Uniformize the annulus to a Euclidean annulus of circumference $2\pi$ with bi-colored boundary. A certain proportion of the upper boundary will be red; call that angle $a$ with $0 < a < 2\pi$. Similarly call the angle of the red portion of the lower boundary $b$. Then the annulus has a double-cover of the disk if and only if $a = b$. I won't go through the proof in detail, but in the case $a=b$ you can get the double cover as follows:

• Connect the left end of the upper red segment to the right end of the lower red segment, and conversely connect the right end of the upper red segment to the left end of the lower red segment. These intersect in a point $p$.
• Similarly connect the left/right ends of the upper blue segment to the right/left ends of the lower blue segment. These intersect in a point $q$.
• Both $p$ and $q$ are exactly halfway up the Euclidean annulus (since we assume $a=b$).
• The $180^\circ$ rotation around $p$ and $q$ gives an involution of the annulus; the quotient is the disk, and the quotient map is the desired holomorphic map to the disk.

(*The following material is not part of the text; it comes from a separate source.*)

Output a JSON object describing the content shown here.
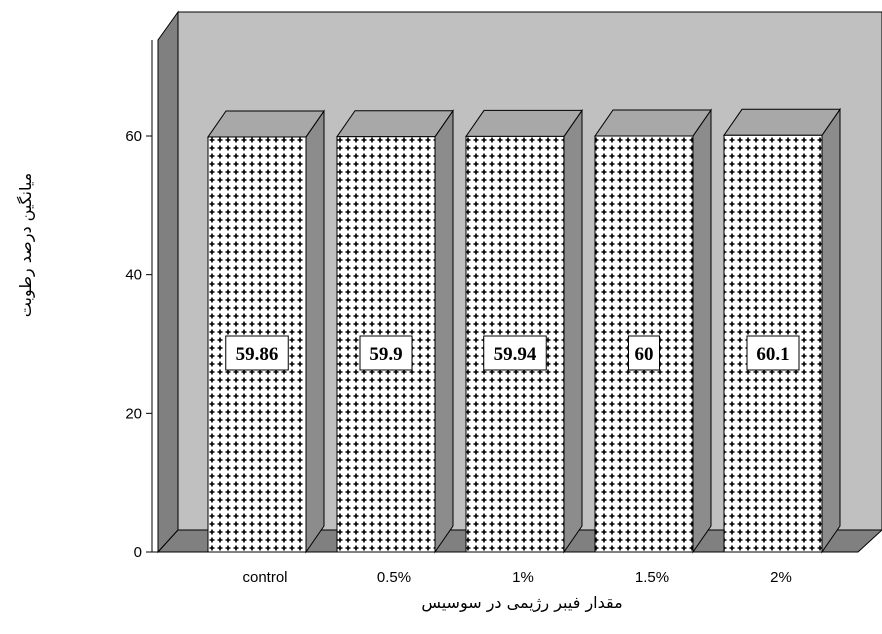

OK, so now we know what kind of annulus we are looking for (and the relevance of comparing $a$ to $b$). Now let's look at the specific annuli in the problem. There is a 1-parameter space of potential conformal annuli here, depending on how long of a slit to cut from $y_3$ to $y_2$ along the boundary between $\Gamma$ and $\Delta$. The question is whether any of the annuli in this family have the balance mentioned above of the amount of $\alpha$ on the two components.

At one end of the parameter space, there is the annulus $A_0 = \Gamma \cup \Delta$ with no slit. This has no $\alpha$-arc appearing on the inner ($y_2$ and $y_3$ boundary), so for that annulus we have $b = 0$.

Near the other end of the parameter space, the slit reaches almost all the way from $y_3$ to $y_2$. Then the conformal structure on the resulting annulus is very close to the conformal structure on $\Delta$ itself: the extra near-bigon $\Gamma$ has almost no effect on the conformal structure.

Thus, if we look at the curve in the space of $a$ and $b$ values, we go from some point with $b=0$ (so necessarily $a>b$) to whatever values you get for $\Delta$. You will have an odd number of crossings iff we have $a < b$ for $\Delta$.

A couple notes.

• In case it's not obvious, one point of this example is that the holomorphic disk counts are not combinatorial and do depend on the complex structure. You can make other examples where the two choices of which disk is represented are combinatorially equivalent, I think maybe there's an example later in this same paper.
• I generally find it much easier to think about everything in Lipshitz's cylindrical reformulation, and probably implicitly use that above. But the foundational papers are written in this symmetric product language.
• I'd love it if this argument appeared more explicitly somewhere in the literature; maybe it's somewhere I don't know about.
• You can generalize this criterion to cases where there are more than four total marked points on the boundary. Then the condition is that the total angle of $\alpha$-arcs on one component equals the total angle of $\alpha$-arcs on the other. Again I don't know if this appears in the literature.
• I omitted several things, for instance justifying the treatment of the boundary (using stronger versions of the Riemann mapping theorem/uniformization of annuli), why the extra bigon has no effect on the conformal structure of the annulus (related to the Gromov compactness used everywhere in the theory), and discussion of perturbing the almost-complex structure to make it generic enough to be sure the moduli spaces have the expected dimension doesn't ruin the argument.